Certains papillons s’envolent ensuite vers le nord ou l’est. Ils gagnent parfois des refuges estivaux dans d’autres lieux gérés par Parcs Canada en Ontario, comme le parc national de la Péninsule-Bruce, le parc urbain national de la Rouge, le parc national des Îles-de-la-Baie-Georgienne, etc.

Mais il ne s’agit toujours que d’étapes durant leur migration. Alors qu’ils poursuivent leur chemin au-delà des parcs nationaux, ils subissent les conséquences de la fragmentation du paysage. En effet, des parcelles d’habitat ou les liens qui unissaient celles-ci ont été détruits par l’aménagement urbain, les routes, l’agriculture industrielle et d’autres facteurs. Comme ils ont à se déplacer de plus en plus loin avant de trouver un habitat, les monarques ont encore plus de mal à arriver au bout de leur dur voyage.

Travaux menés par Parcs Canada pour aider le monarque

Pour aider cette espèce en péril et de nombreuses autres, l’Agence remet en état des écosystèmes, créant ainsi des parcelles d’habitat qui servent de points de passage. Ces haltes permettent aux animaux de se déplacer plus facilement dans leur milieu naturel. En plantant des arbres, des herbes et des fleurs sauvages indigènes dans les aires protégées, Parcs Canada crée un habitat où les oiseaux et les papillons migrateurs peuvent se reposer et s’alimenter avant de poursuivre leur périple.

Un bourdon perché sur une fleur d’herbe à souder.  
Un bourdon profitant d’un jardin de pollinisateurs dans le parc national des Îles-de-la-Baie-Georgienne..

En collaboration avec des collectivités autochtones, des partenaires et des bénévoles, Parcs Canada a remis en état, dans les parcs nationaux de l’Ontario, plus de 40 hectares d’habitat de prés, de dunes côtières et de savane. Ces endroits jouent tous un rôle essentiel pour les pollinisateurs. Dans les cinq dernières années, nous avons aussi planté ensemble plus de 145 000 arbustes et arbres indigènes, et près de 18 000 herbes et fleurs sauvages indigènes.

Vous pouvez nous aider!

Les travaux effectués par Parcs Canada pour conserver et remettre en état des écosystèmes sains qui fournissent un habitat important ne sont qu’un élément parmi de nombreux autres. Vous pouvez nous aider à lutter contre la perte d’habitat en fournissant vous aussi des points de passage!
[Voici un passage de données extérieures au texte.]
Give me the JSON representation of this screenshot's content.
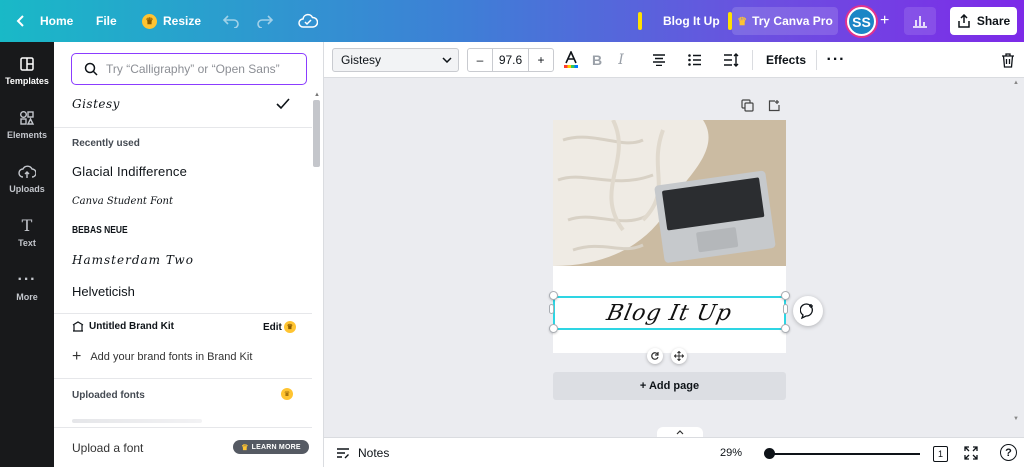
{
  "topbar": {
    "home": "Home",
    "file": "File",
    "resize": "Resize",
    "doc_title": "Blog It Up",
    "try_pro": "Try Canva Pro",
    "avatar_initials": "SS",
    "share": "Share"
  },
  "rail": {
    "templates": "Templates",
    "elements": "Elements",
    "uploads": "Uploads",
    "text": "Text",
    "more": "More"
  },
  "font_panel": {
    "search_placeholder": "Try “Calligraphy” or “Open Sans”",
    "current_font": "Gistesy",
    "recently_used_title": "Recently used",
    "recent_fonts": [
      "Glacial Indifference",
      "Canva Student Font",
      "BEBAS NEUE",
      "Hamsterdam Two",
      "Helveticish"
    ],
    "brand_kit_title": "Untitled Brand Kit",
    "brand_kit_edit": "Edit",
    "add_brand_fonts": "Add your brand fonts in Brand Kit",
    "uploaded_fonts_title": "Uploaded fonts",
    "upload_font": "Upload a font",
    "learn_more": "LEARN MORE"
  },
  "toolbar": {
    "font_family": "Gistesy",
    "font_size": "97.6",
    "effects": "Effects"
  },
  "canvas": {
    "text_element": "Blog It Up",
    "add_page": "+ Add page"
  },
  "bottombar": {
    "notes": "Notes",
    "zoom": "29%",
    "page_number": "1"
  },
  "colors": {
    "accent": "#8b3dff",
    "selection": "#2ed5e3",
    "crown": "#ffc431"
  }
}
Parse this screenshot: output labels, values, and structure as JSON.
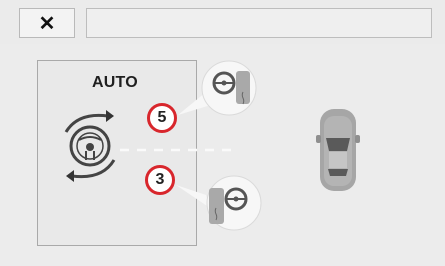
{
  "toolbar": {
    "close_glyph": "✕",
    "title_value": ""
  },
  "panel": {
    "mode_label": "AUTO"
  },
  "positions": {
    "upper_number": "5",
    "lower_number": "3"
  },
  "colors": {
    "badge_ring": "#d8262c",
    "panel_border": "#a9a9a9"
  },
  "icons": [
    "close-icon",
    "steering-wheel-rotate-icon",
    "steering-wheel-seat-icon",
    "car-top-view-icon",
    "heat-icon"
  ]
}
Imaginez si, après avoir quitté un parc national, un monarque trouvait dans votre cour, dans votre jardin en bac ou sur votre balcon une multitude de plantes indigènes. Il pourrait s’y poser pour se reposer et se ravitailler avant de poursuivre son chemin jusqu’à une autre aire protégée. Si chaque personne plantait ne serait-ce que quelques plantes ou fleurs sauvages indigènes, le périple de ce papillon en serait grandement facilité!

Un schéma montrant le parcours d’un monarque dans le sud de l’Ontario et l’importance de créer des zones d’habitat protégé. 
Un schéma montrant le parcours d’un monarque dans le sud de l’Ontario. Dans son parcours, il fait face à la fragmentation de son habitat. Son habitat a été morcelé par les maisons, les bâtiments de la ville et l’agriculture. Cependant et heureusement, le monarque est toujours en mesure de faire ce trajet grâce aux zones d’habitat protégé.

Pas besoin d’avoir une grande cour pour l’aider. Un petit jardin ou quelques plantes indigènes sur votre balcon peuvent s’avérer fort utiles, surtout en zone urbaine. Si vous n’avez pas de place à la maison, vous pouvez vérifier s’il y a un jardin communautaire dans votre quartier et y demander un lot.

Pour aider les pollinisateurs, nous recommandons de faire pousser une variété de plantes et de fleurs sauvages indigènes. L’asclépiade est tout particulièrement profitable aux monarques, car c’est la seule plante dont peut se nourrir sa chenille. Consultez les guides de plantation éco-régionaux de Pollinator Partnership Canada, ou encore l’outil Find Your Roots de l’organisme (en anglais seulement), pour obtenir des recommandations de plantes indigènes convenant à votre région. Vous pouvez également consulter la Liste de fournisseurs de plantes indigènes du Canada de la Fédération canadienne de la faune pour trouver des entreprises locales pouvant vous vendre des plantes et des semences.